In this work, we investigated for the first time hydrophobic deep eutectic solvents (DES) as supported liquid membrane (SLM) for electromembrane extraction (EME). Camphor, coumarin, DL-menthol, and thymol were used as non-ionic DES components. Different DESs compositions were tested, to study systematically the importance of hydrogen bonding and dispersion/aromatic interactions during mass transfer across the SLM. Unexpectedly, mixtures of coumarin and thymol were highly efficient SLMs, and provided exhaustive or near-exhaustive extraction of non-polar bases, non-polar acids, and polar bases. SLMs with such performance for both bases and acids, in a large polarity window, are not found in current literature. The SLMs were highly aromatic, very strong hydrogen bonding donors, and moderately strong hydrogen bonding acceptors. Aromatic (pi type) interactions were apparently very important for transfer of bases, while hydrogen bonding were dominant for acids. EME of six polar basic drugs from plasma, with a coumarin and thymol mixture as SLM, and combined with UHPLC-MS/MS analysis, was evaluated to test the potential for analytical applications. Plasma was diluted 1:1 with phosphate buffer pH 2.0. Calibration curves were linear in the therapeutic ranges (0.970 < R-2 < 0.999), recoveries ranged between 47 and 93%, and repeatability was within 1.6-10.7% RSD. The clean-up efficiency was excellent and no matrix effects from plasma were seen.
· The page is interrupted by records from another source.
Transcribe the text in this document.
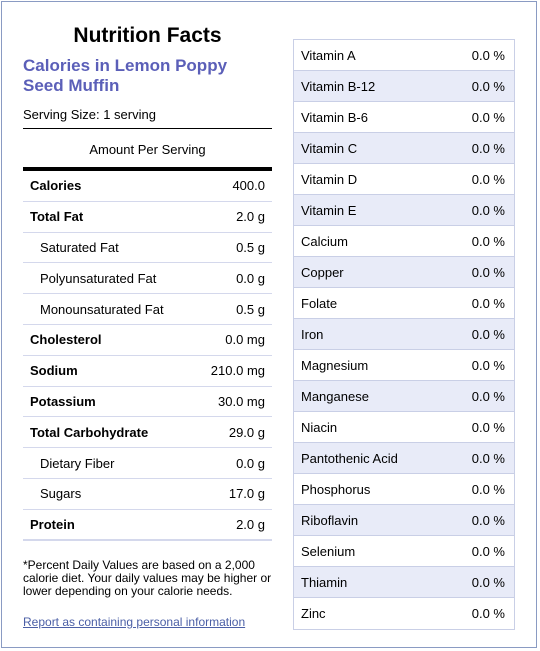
Nutrition Facts
Calories in Lemon Poppy Seed Muffin
Serving Size: 1 serving
Amount Per Serving
Calories	400.0
Total Fat	2.0 g
Saturated Fat	0.5 g
Polyunsaturated Fat	0.0 g
Monounsaturated Fat	0.5 g
Cholesterol	0.0 mg
Sodium	210.0 mg
Potassium	30.0 mg
Total Carbohydrate	29.0 g
Dietary Fiber	0.0 g
Sugars	17.0 g
Protein	2.0 g
*Percent Daily Values are based on a 2,000 calorie diet. Your daily values may be higher or lower depending on your calorie needs.
Report as containing personal information
Vitamin A	0.0 %
Vitamin B-12	0.0 %
Vitamin B-6	0.0 %
Vitamin C	0.0 %
Vitamin D	0.0 %
Vitamin E	0.0 %
Calcium	0.0 %
Copper	0.0 %
Folate	0.0 %
Iron	0.0 %
Magnesium	0.0 %
Manganese	0.0 %
Niacin	0.0 %
Pantothenic Acid	0.0 %
Phosphorus	0.0 %
Riboflavin	0.0 %
Selenium	0.0 %
Thiamin	0.0 %
Zinc	0.0 %
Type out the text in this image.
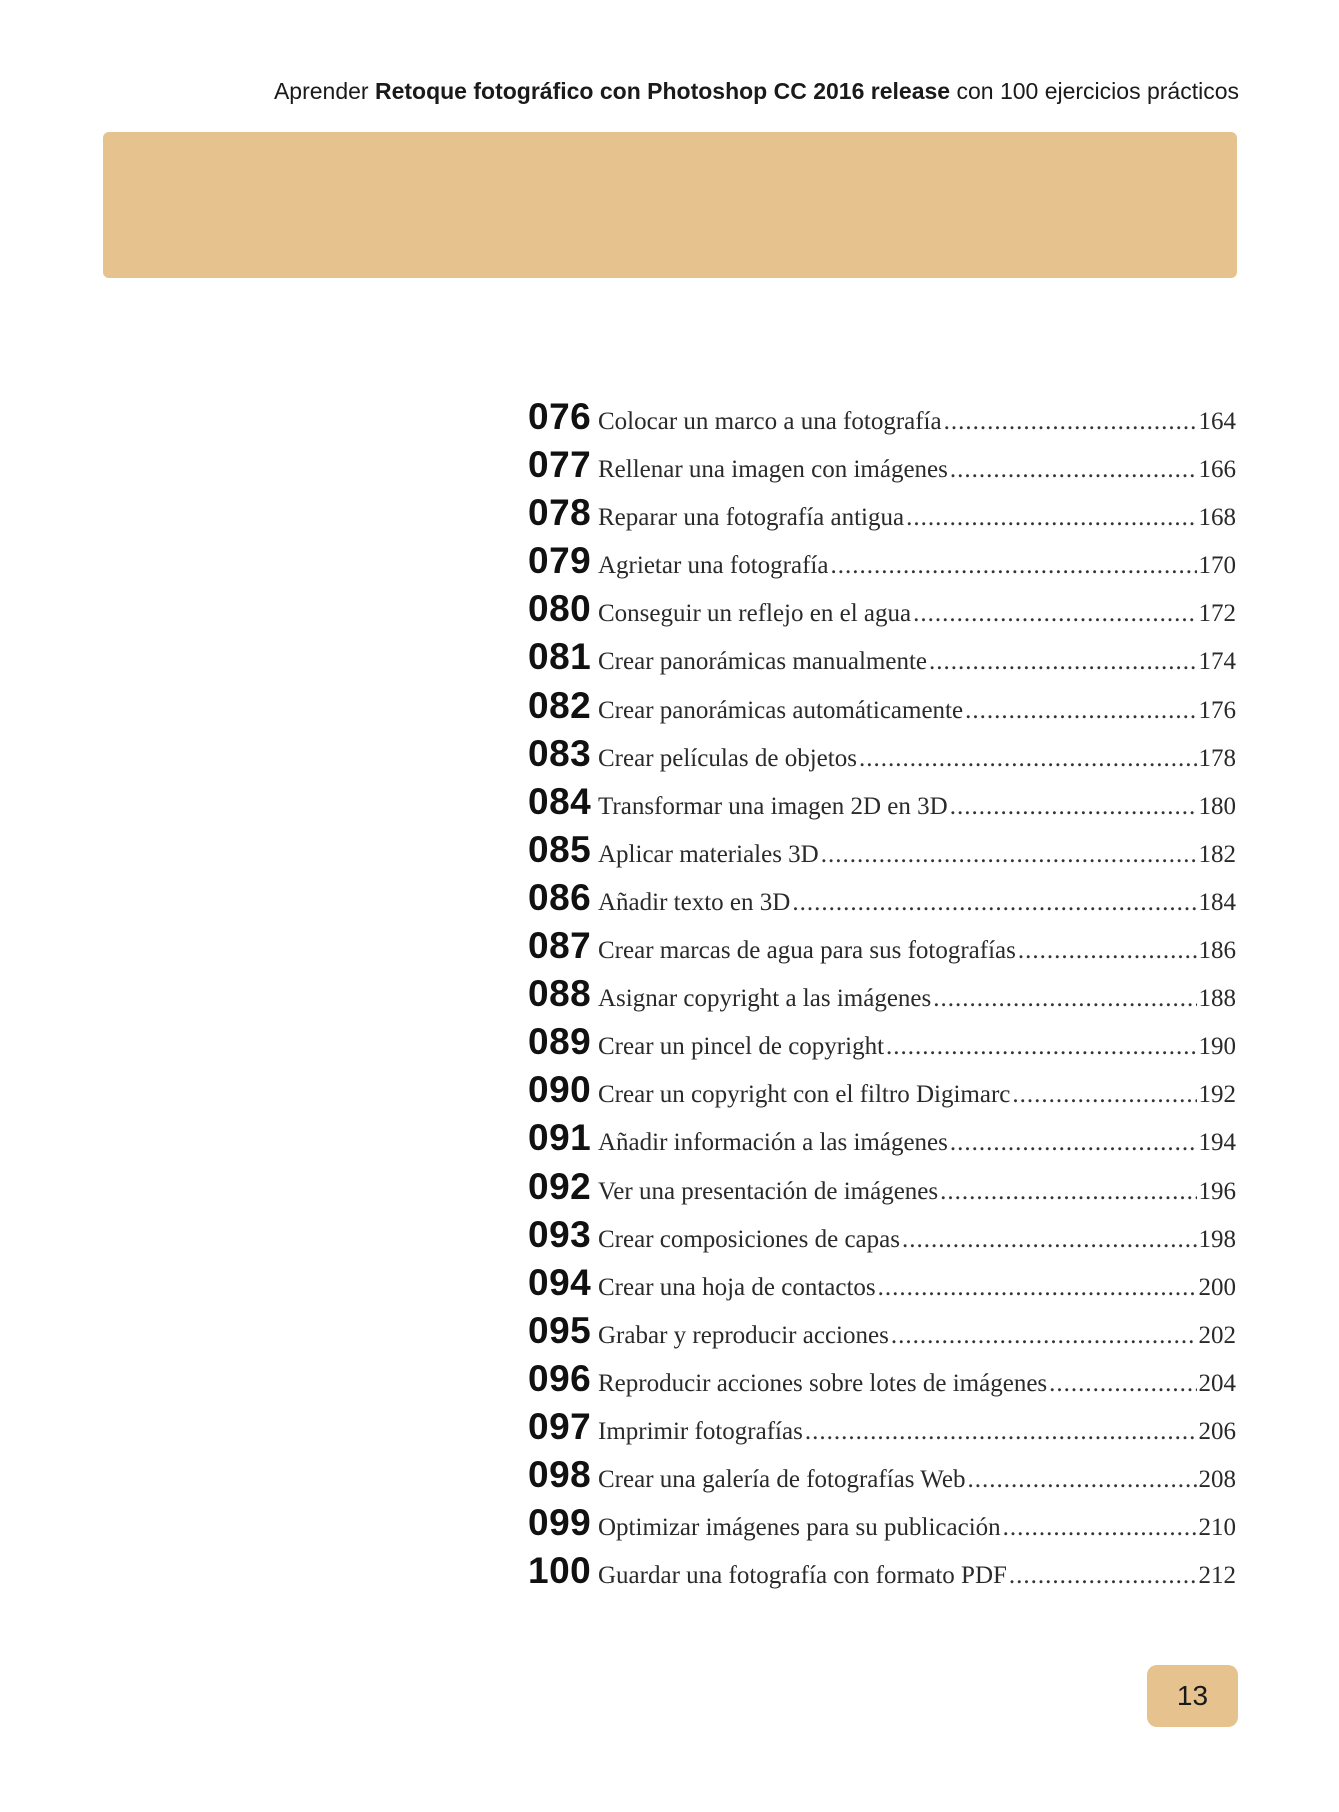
Aprender Retoque fotográfico con Photoshop CC 2016 release con 100 ejercicios prácticos
076 Colocar un marco a una fotografía .....	164
077 Rellenar una imagen con imágenes .....	166
078 Reparar una fotografía antigua .....	168
079 Agrietar una fotografía .....	170
080 Conseguir un reflejo en el agua .....	172
081 Crear panorámicas manualmente .....	174
082 Crear panorámicas automáticamente .....	176
083 Crear películas de objetos .....	178
084 Transformar una imagen 2D en 3D .....	180
085 Aplicar materiales 3D .....	182
086 Añadir texto en 3D .....	184
087 Crear marcas de agua para sus fotografías .....	186
088 Asignar copyright a las imágenes .....	188
089 Crear un pincel de copyright .....	190
090 Crear un copyright con el filtro Digimarc .....	192
091 Añadir información a las imágenes .....	194
092 Ver una presentación de imágenes .....	196
093 Crear composiciones de capas .....	198
094 Crear una hoja de contactos .....	200
095 Grabar y reproducir acciones .....	202
096 Reproducir acciones sobre lotes de imágenes .....	204
097 Imprimir fotografías .....	206
098 Crear una galería de fotografías Web .....	208
099 Optimizar imágenes para su publicación .....	210
100 Guardar una fotografía con formato PDF .....	212
13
Presence of trace levels of coumarin in the acceptor phase was however found to cause some ion enhancement. Based on the current work, we foresee more research on the use of DES in EME. (C) 2020 The Author(s). Published by Elsevier B.V.

Automated summary

This study investigated hydrophobic deep eutectic solvents as supported liquid membranes for electromembrane extraction, and found that mixtures of coumarin and thymol were efficient in extracting non-polar bases, non-polar acids, and polar bases. The SLMs with aromatic properties exhibited high hydrogen bonding capabilities, providing excellent clean-up efficiency with no matrix effects from plasma.